Re: [PATCH v2 bpf-next 1/4] bpf: unprivileged BPF access via /dev/bpf

Andy Lutomirski <luto@xxxxxxxxxxxxxx> · Thu, 15 Aug 2019 17:54:59 -0700

> On Aug 15, 2019, at 4:46 PM, Alexei Starovoitov <alexei.starovoitov@xxxxxxxxx> wrote:

>> 
>> I'm not sure why you draw the line for VMs -- they're just as buggy
>> as anything else. Regardless, I reject this line of thinking: yes,
>> all software is buggy, but that isn't a reason to give up.
> 
> hmm. are you saying you want kernel community to work towards
> making containers (namespaces) being able to run arbitrary code
> downloaded from the internet?

Yes.

As an example, Sandstorm uses a combination of namespaces (user, network, mount, ipc) and a moderately permissive seccomp policy to run arbitrary code.
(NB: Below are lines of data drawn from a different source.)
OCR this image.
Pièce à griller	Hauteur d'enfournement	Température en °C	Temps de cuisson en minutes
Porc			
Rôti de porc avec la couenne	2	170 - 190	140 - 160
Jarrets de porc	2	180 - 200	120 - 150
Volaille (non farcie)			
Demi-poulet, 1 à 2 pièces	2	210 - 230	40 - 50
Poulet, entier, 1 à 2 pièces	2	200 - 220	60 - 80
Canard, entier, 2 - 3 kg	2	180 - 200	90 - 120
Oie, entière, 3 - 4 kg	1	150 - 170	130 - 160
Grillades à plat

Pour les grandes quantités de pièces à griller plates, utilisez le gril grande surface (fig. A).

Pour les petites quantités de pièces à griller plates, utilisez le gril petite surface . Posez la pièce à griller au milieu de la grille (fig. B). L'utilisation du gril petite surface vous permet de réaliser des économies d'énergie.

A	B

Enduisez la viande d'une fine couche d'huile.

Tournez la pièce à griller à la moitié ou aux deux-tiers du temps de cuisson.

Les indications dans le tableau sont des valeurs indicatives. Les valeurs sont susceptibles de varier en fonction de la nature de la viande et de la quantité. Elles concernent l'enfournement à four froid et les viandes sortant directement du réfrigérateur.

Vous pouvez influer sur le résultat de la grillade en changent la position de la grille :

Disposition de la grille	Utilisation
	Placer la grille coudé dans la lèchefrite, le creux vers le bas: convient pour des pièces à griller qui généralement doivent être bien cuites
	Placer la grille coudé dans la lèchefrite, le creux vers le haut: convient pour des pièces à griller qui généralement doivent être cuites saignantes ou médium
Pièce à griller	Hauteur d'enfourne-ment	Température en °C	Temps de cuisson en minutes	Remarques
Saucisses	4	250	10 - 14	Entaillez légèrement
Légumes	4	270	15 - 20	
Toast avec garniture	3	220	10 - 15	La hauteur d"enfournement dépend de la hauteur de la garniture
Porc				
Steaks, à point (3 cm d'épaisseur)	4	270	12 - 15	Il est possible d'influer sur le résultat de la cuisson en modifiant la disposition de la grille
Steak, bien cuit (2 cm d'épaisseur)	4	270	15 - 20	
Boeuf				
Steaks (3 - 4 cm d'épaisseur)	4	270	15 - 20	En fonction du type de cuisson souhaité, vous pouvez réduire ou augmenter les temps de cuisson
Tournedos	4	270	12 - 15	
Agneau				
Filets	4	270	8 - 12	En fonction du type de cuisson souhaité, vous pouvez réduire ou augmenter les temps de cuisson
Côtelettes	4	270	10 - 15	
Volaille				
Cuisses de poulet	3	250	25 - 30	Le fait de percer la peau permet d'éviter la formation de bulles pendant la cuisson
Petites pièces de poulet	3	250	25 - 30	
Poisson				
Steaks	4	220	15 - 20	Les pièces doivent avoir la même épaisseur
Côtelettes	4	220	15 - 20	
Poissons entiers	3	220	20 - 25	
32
Not just little snippets, either — node.js, Mongo, MySQL, Meteor, and other fairly heavyweight stacks can all run under Sandstorm, with the whole stack (database engine binaries, etc) supplied by entirely untrusted customers.  During the time Sandstorm was under active development, I can recall *one* bug that would have allowed a sandbox escape. That’s a pretty good track record.  (Also, Meltdown and Spectre, sigh.)
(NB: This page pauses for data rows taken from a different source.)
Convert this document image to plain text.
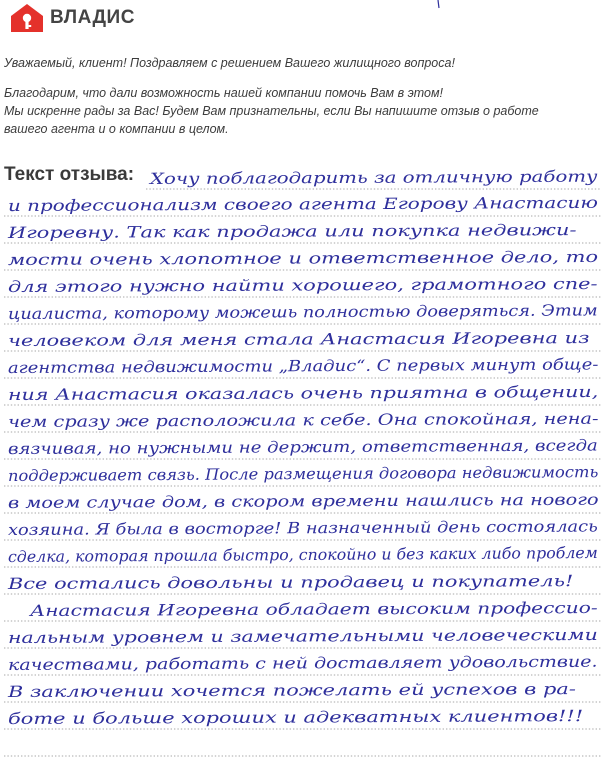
ВЛАДИС
Уважаемый, клиент! Поздравляем с решением Вашего жилищного вопроса!
Благодарим, что дали возможность нашей компании помочь Вам в этом!
Мы искренне рады за Вас! Будем Вам признательны, если Вы напишите отзыв о работе
вашего агента и о компании в целом.
Текст отзыва: Хочу поблагодарить за отличную работу
и профессионализм своего агента Егорову Анастасию
Игоревну. Так как продажа или покупка недвижи-
мости очень хлопотное и ответственное дело, то
для этого нужно найти хорошего, грамотного спе-
циалиста, которому можешь полностью доверяться. Этим
человеком для меня стала Анастасия Игоревна из
агентства недвижимости „Владис“. С первых минут обще-
ния Анастасия оказалась очень приятна в общении,
чем сразу же расположила к себе. Она спокойная, нена-
вязчивая, но нужными не держит, ответственная, всегда
поддерживает связь. После размещения договора недвижимость
в моем случае дом, в скором времени нашлись на нового
хозяина. Я была в восторге! В назначенный день состоялась
сделка, которая прошла быстро, спокойно и без каких либо проблем
Все остались довольны и продавец и покупатель!
Анастасия Игоревна обладает высоким профессио-
нальным уровнем и замечательными человеческими
качествами, работать с ней доставляет удовольствие.
В заключении хочется пожелать ей успехов в ра-
боте и больше хороших и адекватных клиентов!!!
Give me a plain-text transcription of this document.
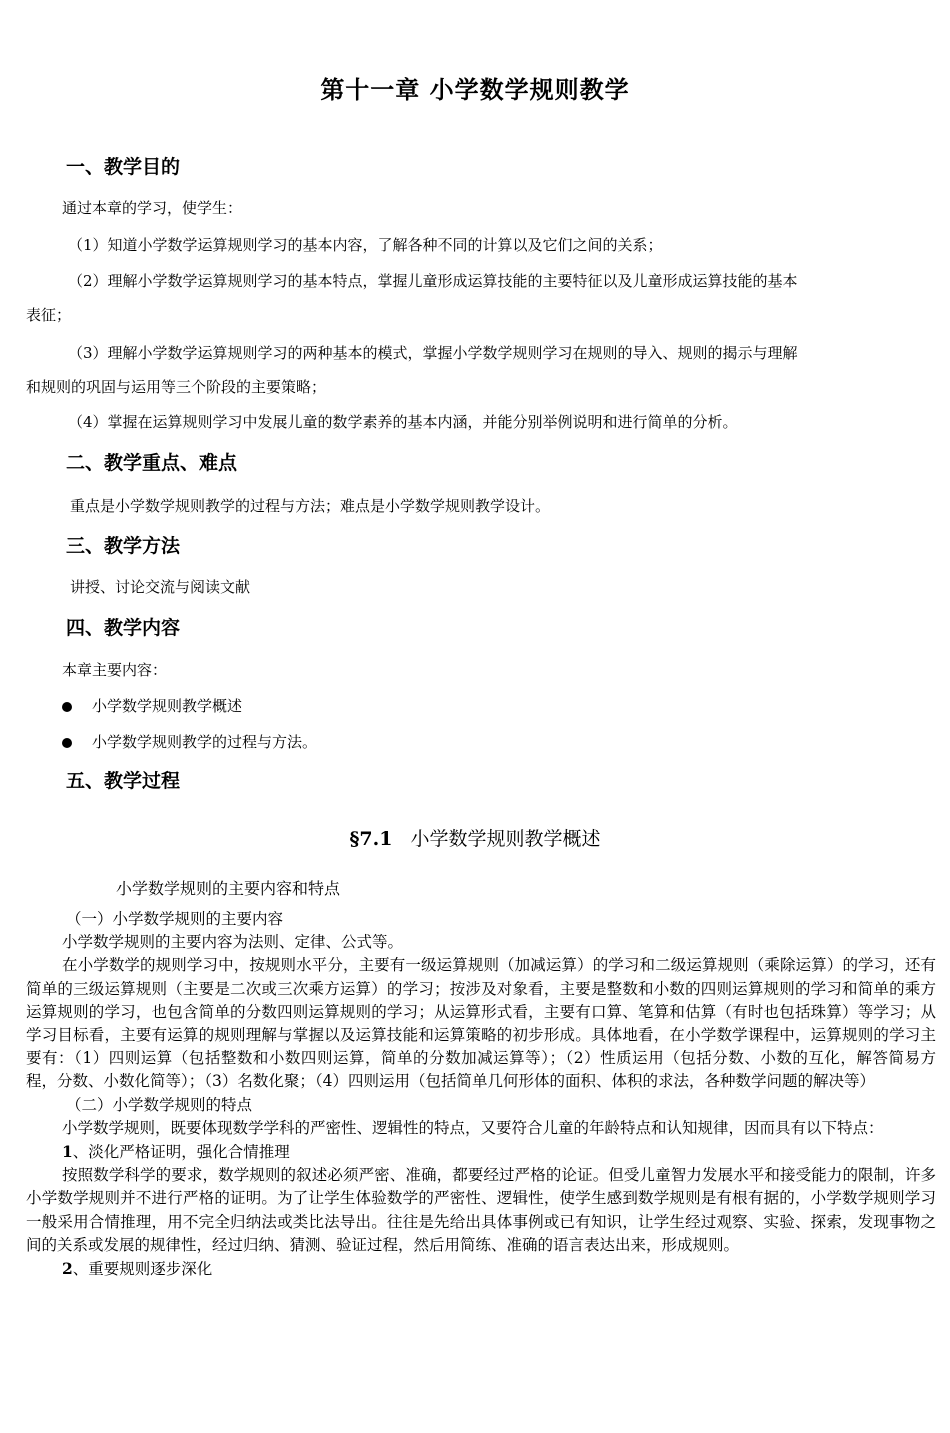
第十一章 小学数学规则教学
一、教学目的
通过本章的学习，使学生：
（1）知道小学数学运算规则学习的基本内容，了解各种不同的计算以及它们之间的关系；
（2）理解小学数学运算规则学习的基本特点，掌握儿童形成运算技能的主要特征以及儿童形成运算技能的基本
表征；
（3）理解小学数学运算规则学习的两种基本的模式，掌握小学数学规则学习在规则的导入、规则的揭示与理解
和规则的巩固与运用等三个阶段的主要策略；
（4）掌握在运算规则学习中发展儿童的数学素养的基本内涵，并能分别举例说明和进行简单的分析。
二、教学重点、难点
重点是小学数学规则教学的过程与方法；难点是小学数学规则教学设计。
三、教学方法
讲授、讨论交流与阅读文献
四、教学内容
本章主要内容：
小学数学规则教学概述
小学数学规则教学的过程与方法。
五、教学过程
§7.1 小学数学规则教学概述
小学数学规则的主要内容和特点

（一）小学数学规则的主要内容

小学数学规则的主要内容为法则、定律、公式等。

在小学数学的规则学习中，按规则水平分，主要有一级运算规则（加减运算）的学习和二级运算规则（乘除运算）的学习，还有简单的三级运算规则（主要是二次或三次乘方运算）的学习；按涉及对象看，主要是整数和小数的四则运算规则的学习和简单的乘方运算规则的学习，也包含简单的分数四则运算规则的学习；从运算形式看，主要有口算、笔算和估算（有时也包括珠算）等学习；从学习目标看，主要有运算的规则理解与掌握以及运算技能和运算策略的初步形成。具体地看，在小学数学课程中，运算规则的学习主要有：（1）四则运算（包括整数和小数四则运算，简单的分数加减运算等）；（2）性质运用（包括分数、小数的互化，解答简易方程，分数、小数化简等）；（3）名数化聚；（4）四则运用（包括简单几何形体的面积、体积的求法，各种数学问题的解决等）

（二）小学数学规则的特点

小学数学规则，既要体现数学学科的严密性、逻辑性的特点，又要符合儿童的年龄特点和认知规律，因而具有以下特点：

1、淡化严格证明，强化合情推理

按照数学科学的要求，数学规则的叙述必须严密、准确，都要经过严格的论证。但受儿童智力发展水平和接受能力的限制，许多小学数学规则并不进行严格的证明。为了让学生体验数学的严密性、逻辑性，使学生感到数学规则是有根有据的，小学数学规则学习一般采用合情推理，用不完全归纳法或类比法导出。往往是先给出具体事例或已有知识，让学生经过观察、实验、探索，发现事物之间的关系或发展的规律性，经过归纳、猜测、验证过程，然后用简练、准确的语言表达出来，形成规则。

2、重要规则逐步深化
To be clear, Sandstorm did not allow creation of a userns by the untrusted code, and Sandstorm would have heavily restricted bpf(), but that should only be necessary because of the possibility of kernel bugs, not because of the overall design.
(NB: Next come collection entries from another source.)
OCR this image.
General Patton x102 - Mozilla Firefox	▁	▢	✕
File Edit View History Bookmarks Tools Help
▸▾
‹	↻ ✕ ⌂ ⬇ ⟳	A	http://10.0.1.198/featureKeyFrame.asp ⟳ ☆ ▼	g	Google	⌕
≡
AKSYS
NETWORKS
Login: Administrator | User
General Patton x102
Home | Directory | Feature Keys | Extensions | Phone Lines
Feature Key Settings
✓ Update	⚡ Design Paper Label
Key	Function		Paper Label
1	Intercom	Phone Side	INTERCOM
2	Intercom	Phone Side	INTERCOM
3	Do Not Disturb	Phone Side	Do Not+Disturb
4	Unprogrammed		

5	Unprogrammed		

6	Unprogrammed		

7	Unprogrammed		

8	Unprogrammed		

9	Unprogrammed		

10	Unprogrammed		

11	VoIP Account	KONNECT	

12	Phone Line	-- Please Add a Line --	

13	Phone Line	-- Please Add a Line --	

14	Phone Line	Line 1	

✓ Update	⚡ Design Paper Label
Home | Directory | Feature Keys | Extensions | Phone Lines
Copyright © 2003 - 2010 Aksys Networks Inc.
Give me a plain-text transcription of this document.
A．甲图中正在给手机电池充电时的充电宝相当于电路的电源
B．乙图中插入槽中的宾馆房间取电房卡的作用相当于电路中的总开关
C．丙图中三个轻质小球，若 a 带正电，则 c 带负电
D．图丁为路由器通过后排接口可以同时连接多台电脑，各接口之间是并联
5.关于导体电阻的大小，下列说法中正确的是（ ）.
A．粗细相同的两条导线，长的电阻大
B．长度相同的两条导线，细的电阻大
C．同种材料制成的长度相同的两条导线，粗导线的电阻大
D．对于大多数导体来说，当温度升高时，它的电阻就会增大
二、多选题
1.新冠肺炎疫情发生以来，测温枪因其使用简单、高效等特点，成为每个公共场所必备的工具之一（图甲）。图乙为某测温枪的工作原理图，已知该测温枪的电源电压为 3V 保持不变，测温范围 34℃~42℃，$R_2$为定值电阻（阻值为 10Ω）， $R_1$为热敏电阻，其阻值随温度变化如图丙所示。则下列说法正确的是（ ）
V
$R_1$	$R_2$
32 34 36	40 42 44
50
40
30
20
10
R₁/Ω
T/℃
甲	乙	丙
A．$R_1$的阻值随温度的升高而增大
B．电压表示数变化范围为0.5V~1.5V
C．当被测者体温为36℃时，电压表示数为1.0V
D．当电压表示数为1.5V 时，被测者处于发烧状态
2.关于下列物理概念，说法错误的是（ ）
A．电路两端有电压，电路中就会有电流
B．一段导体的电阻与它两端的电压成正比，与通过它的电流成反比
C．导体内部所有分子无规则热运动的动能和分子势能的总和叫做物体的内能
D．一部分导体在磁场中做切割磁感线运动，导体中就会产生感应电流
Alexei, I’m trying to encourage you to aim for something even better than you have now. Right now, if you grant a user various very strong capabilities, that user’s systemd can use bpf network filters.  Your proposal would allow this with a different, but still very strong, set of capabilities. There’s nothing wrong with this per se, but I think you can aim much higher:

CAP_NET_ADMIN and your CAP_BPF both effectively allow the holder to take over the system, *by design*.  I’m suggesting that you engage the security community (Kees, myself, Aleksa, Jann, Serge, Christian, etc) to aim for something better: make it so that a normal Linux distro would be willing to relax its settings enough so that normal users can use bpf filtering in the systemd units and maybe eventually use even more bpf() capabilities. And let’s make is to that mainstream container managers (that use userns!) will be willing (as an option) to delegate bpf() to their containers. We’re happy to help design, review, and even write code, but we need you to be willing to work with us to make a design that seems like it will work and then to wait long enough to merge it for us to think about it, try to poke holes in it, and convince ourselves and each other that it has a good chance of being sound.

Obviously there will be many cases where an unprivileged program should *not* be able to use bpf() IP filtering, but let’s make it so that enabling these advanced features does not automatically give away the keys to the kingdom.

(Sandstorm still exists but is no longer as actively developed, sadly.)